# Cutting galvanized steel in tight spot



## Gpost (Sep 15, 2008)

Hey everyone,

New here, just bought a house last year and have been doing repairs ever since, and its great.

Problem:  I want to cut a 1 1/4" galvanized steel pipe used for steam heating.  The reason is because I need to move a radiator.  Normally, I would use a sawzall with a metal cutting blade, but I need cut the pipe square in order to thread it and attach an extension.  The pipe is running parallel to the floor joists and is quite close the bottom of the first floor.  I don't have enough room to use a pipe cutter.  

Question:  How should I cut the pipe and keep the cut square enough to thread the galvanized steel pipe?

Thanks guys,
Jeff


----------



## handyguys (Sep 16, 2008)

Can you unscrew it from the next joint in the chain and then use a pipe cutter?


----------



## Gpost (Sep 16, 2008)

Unfortunately, the pipe has been there for 90+ years and the only way to remove these pipes is to cut them.

On another note, I did talk to a plumber today who recommended a special type of coupler.  You can connect it to a cut galvanized steel pipe on one end and it has a thread on the other.  It is specially made for steam pipes and can withstand the high temps.  So, I'll give that a shot.


----------



## PulSamsara (Aug 27, 2009)

"Unfortunately, the pipe has been there for 90+ years and the only way to remove these pipes is to cut them.

On another note, I did talk to a plumber today who recommended a special type of coupler.

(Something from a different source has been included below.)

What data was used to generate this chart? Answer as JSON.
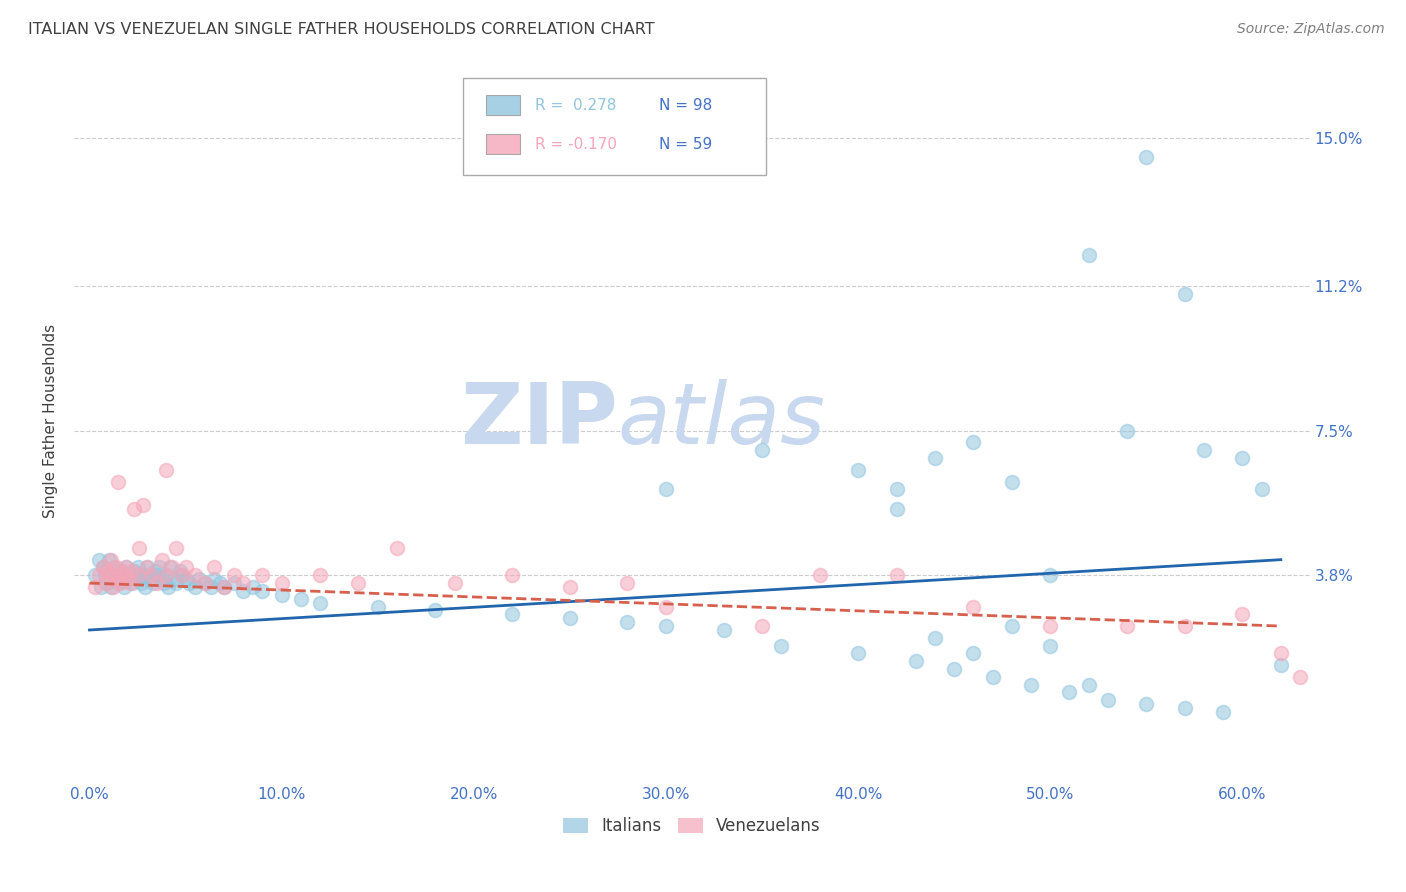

You can connect it to a cut galvanized steel pipe on one end and it has a thread on the other. It is specially made for steam pipes and can withstand the high temps. So, I'll give that a shot."

I know this post is kinda' old... but... how did you make out with that coupler.
What is the name... some kinda' compression coupling, right ?
I'm in the same spot.
Thanks
JT


----------



## inspectorD (Aug 27, 2009)

Go to your local plumbing supply store...the folks there have the answer to your sized pipe, and can tell you which one is best for your situation. Take a piece of the pipe with you to make sure.


----------



## Speedbump (Aug 27, 2009)

I believe your talking about a Dresser Coupling.  It is galvanized, has jam nuts on each end with rubber rings that squeeze around the pipe when the jam nuts are tightened.  

The other thing you could do is just cut the pipe with the sawzall, unscrew it from both ends then put in whatever you want to for a replacement.  It has to screw into something on both ends.  Elbow, coupling, tee or union.  If it's a union, you won't need to cut it.


----------



## CraigFL (Aug 28, 2009)

I like my Dremel tool with a cutoff wheel for situations like that!


----------



## Redwood (Aug 28, 2009)

I like the 2 hammers approach on the next coupling or elbow.

Bang...   Gone!


----------